Long ago, when the Korean extended family was so large that the moms had to prepare a series of tables to feed all their family members, it was customary to share a table, though it was often in a solemn atmosphere. These small parts of daily life permeated into a unique Korean culture, and in fact, they still are part of our everyday life in a slightly modified way due to the development of technology, especially in the media environment. It is hard to define the exact time period when shows related to cooking and food began to dominate the television schedule. However, the emergence of meokbang (먹방) or “eating broadcast,” is a significant fun factor in recent Korean TV programming.
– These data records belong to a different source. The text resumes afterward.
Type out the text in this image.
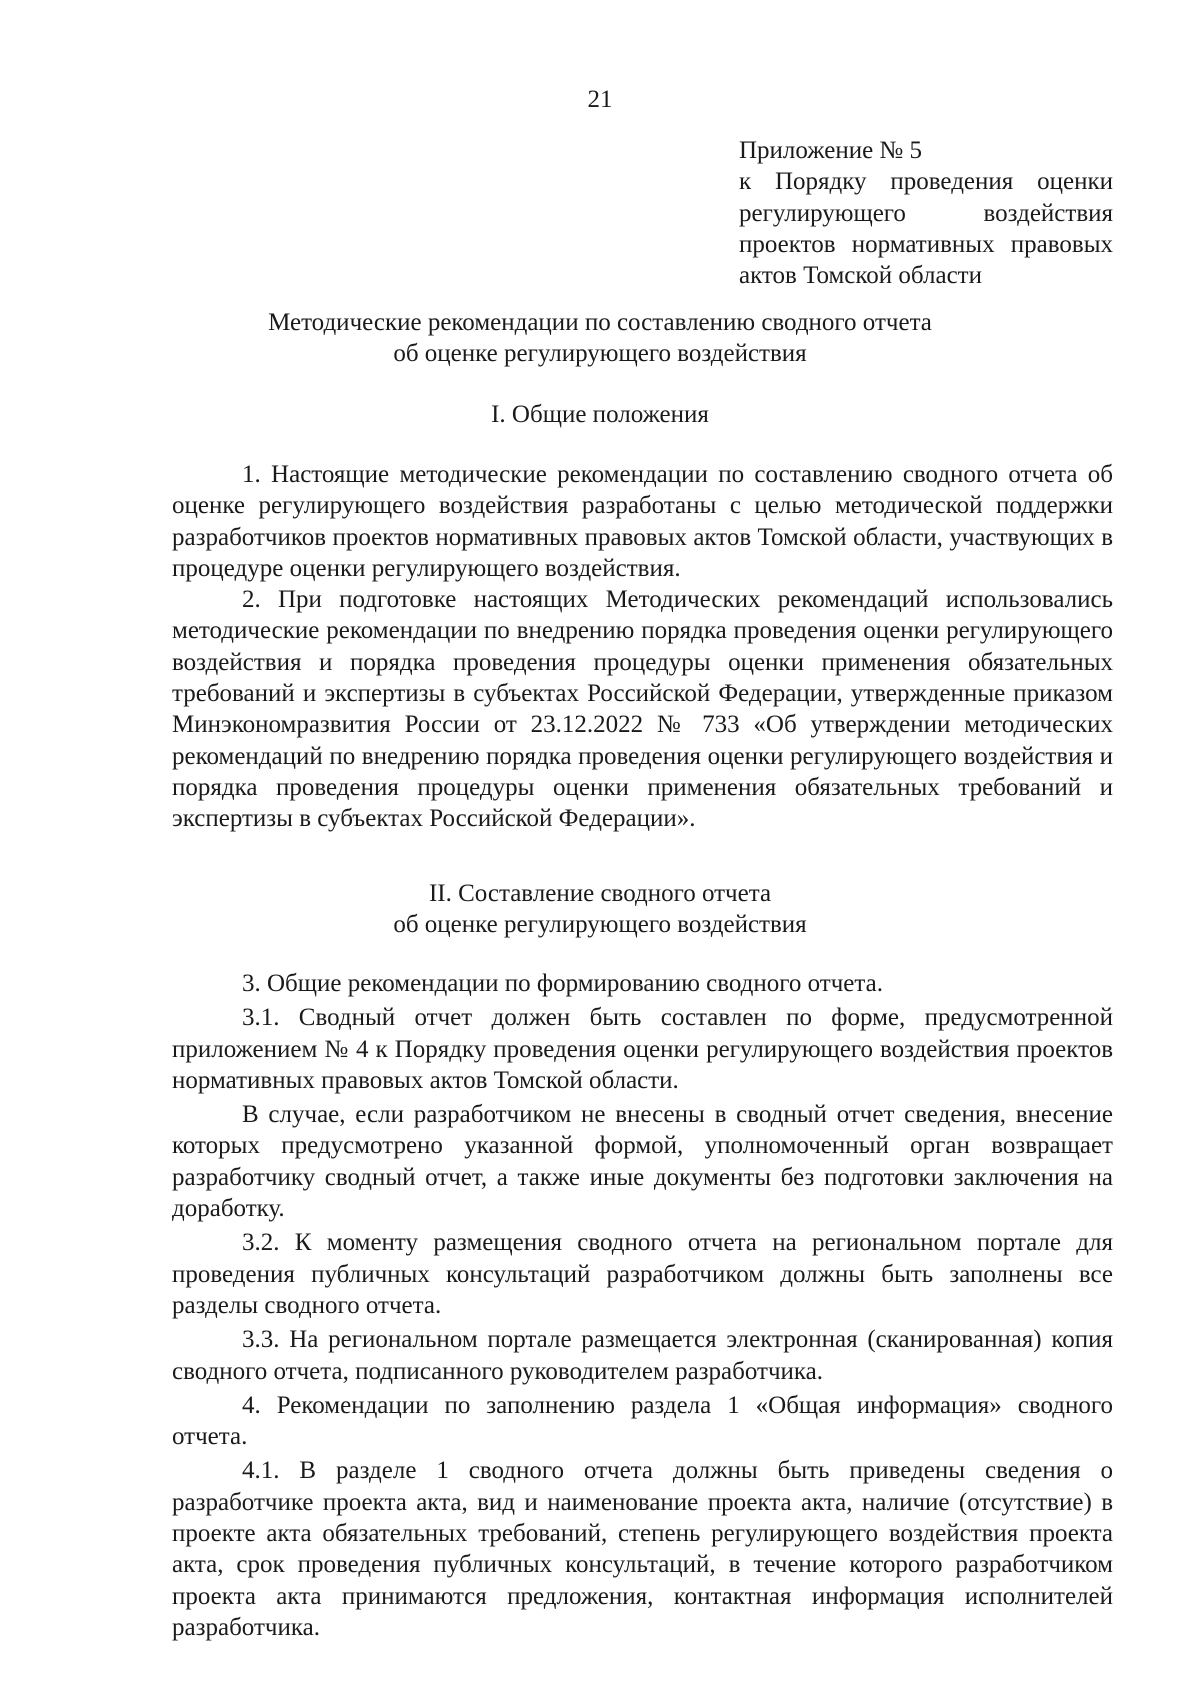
21
Приложение № 5
к Порядку проведения оценки
регулирующего воздействия
проектов нормативных правовых
актов Томской области
Методические рекомендации по составлению сводного отчета
об оценке регулирующего воздействия
I. Общие положения

1. Настоящие методические рекомендации по составлению сводного отчета об оценке регулирующего воздействия разработаны с целью методической поддержки разработчиков проектов нормативных правовых актов Томской области, участвующих в процедуре оценки регулирующего воздействия.

2. При подготовке настоящих Методических рекомендаций использовались методические рекомендации по внедрению порядка проведения оценки регулирующего воздействия и порядка проведения процедуры оценки применения обязательных требований и экспертизы в субъектах Российской Федерации, утвержденные приказом Минэкономразвития России от 23.12.2022 № 733 «Об утверждении методических рекомендаций по внедрению порядка проведения оценки регулирующего воздействия и порядка проведения процедуры оценки применения обязательных требований и экспертизы в субъектах Российской Федерации».

II. Составление сводного отчета
об оценке регулирующего воздействия

3. Общие рекомендации по формированию сводного отчета.

3.1. Сводный отчет должен быть составлен по форме, предусмотренной приложением № 4 к Порядку проведения оценки регулирующего воздействия проектов нормативных правовых актов Томской области.

В случае, если разработчиком не внесены в сводный отчет сведения, внесение которых предусмотрено указанной формой, уполномоченный орган возвращает разработчику сводный отчет, а также иные документы без подготовки заключения на доработку.

3.2. К моменту размещения сводного отчета на региональном портале для проведения публичных консультаций разработчиком должны быть заполнены все разделы сводного отчета.

3.3. На региональном портале размещается электронная (сканированная) копия сводного отчета, подписанного руководителем разработчика.

4. Рекомендации по заполнению раздела 1 «Общая информация» сводного отчета.

4.1. В разделе 1 сводного отчета должны быть приведены сведения о разработчике проекта акта, вид и наименование проекта акта, наличие (отсутствие) в проекте акта обязательных требований, степень регулирующего воздействия проекта акта, срок проведения публичных консультаций, в течение которого разработчиком проекта акта принимаются предложения, контактная информация исполнителей разработчика.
The advent of personal broadcasting platforms such as AfreecaTV and Kakao TV, and the consequent introduction of a new occupation in the field, broadcast jockey (BJ), has intensified the craze of food and cooking broadcasts in Korea. In the beginning, around 2010, Meokbang seemed as if it were a food competition specifically for the hosts. They challenged themselves to devour ridiculously excessive amounts of food in a limited time, and shared the moment of achievement or failure with their unknown, distant audience. They were often rewarded or encouraged with rewards in the currency of “star balloons” or similar gifts arranged by the platform providers. Foods now range from fast-foods to heavy Korean dishes like pots of gamjatang, but in extraordinarily large amounts. Some can handle a dozen bowls of jjajangmyeon and combos of Big Macs in less than half an hour.
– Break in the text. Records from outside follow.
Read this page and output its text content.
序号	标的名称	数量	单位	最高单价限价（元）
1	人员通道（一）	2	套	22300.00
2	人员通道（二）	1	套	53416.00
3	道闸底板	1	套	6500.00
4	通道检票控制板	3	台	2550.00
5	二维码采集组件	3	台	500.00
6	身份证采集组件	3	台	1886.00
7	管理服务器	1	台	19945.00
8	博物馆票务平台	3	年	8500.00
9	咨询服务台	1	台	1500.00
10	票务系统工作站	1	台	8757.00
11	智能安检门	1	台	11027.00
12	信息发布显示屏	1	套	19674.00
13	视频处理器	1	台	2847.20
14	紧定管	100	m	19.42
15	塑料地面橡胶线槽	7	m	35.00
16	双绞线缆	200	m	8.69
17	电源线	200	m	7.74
According to 2013 media statistics, out of 5,000 live personal broadcasts on AfreecaTV, 10 to 15 percent are meokbang. People watch these broadcasts with either awe or loathing. The gap between these polarized opinions has narrowed down as the broadcasts eventually gained more variety in their content, combining with things such as games, gossip talk, and fitness (ironically). The broadcast service stations started to pay attention to the “eating” factor and the word “meokbang” was coined. It now depicts any moment in TV shows when the cast members are performing acts related to food or cooking. Numerous studies have been conducted to discover the factors for the craze of food-related shows in Korea, and the majority of the studies indicate that, of course, culture is a big part of the performance.
There is far too much to tell in relating the chronicles of meokbang. However, this month’s column is solely to attract you to the world of this peculiar “sharing” culture. Nowadays, many Koreans tend to seek out restaurants that have appeared on TV or have been introduced in meokbang shows. Try watching those shows either on TV or online to see if any of them lure you to the restaurants or tables where the presented food is served.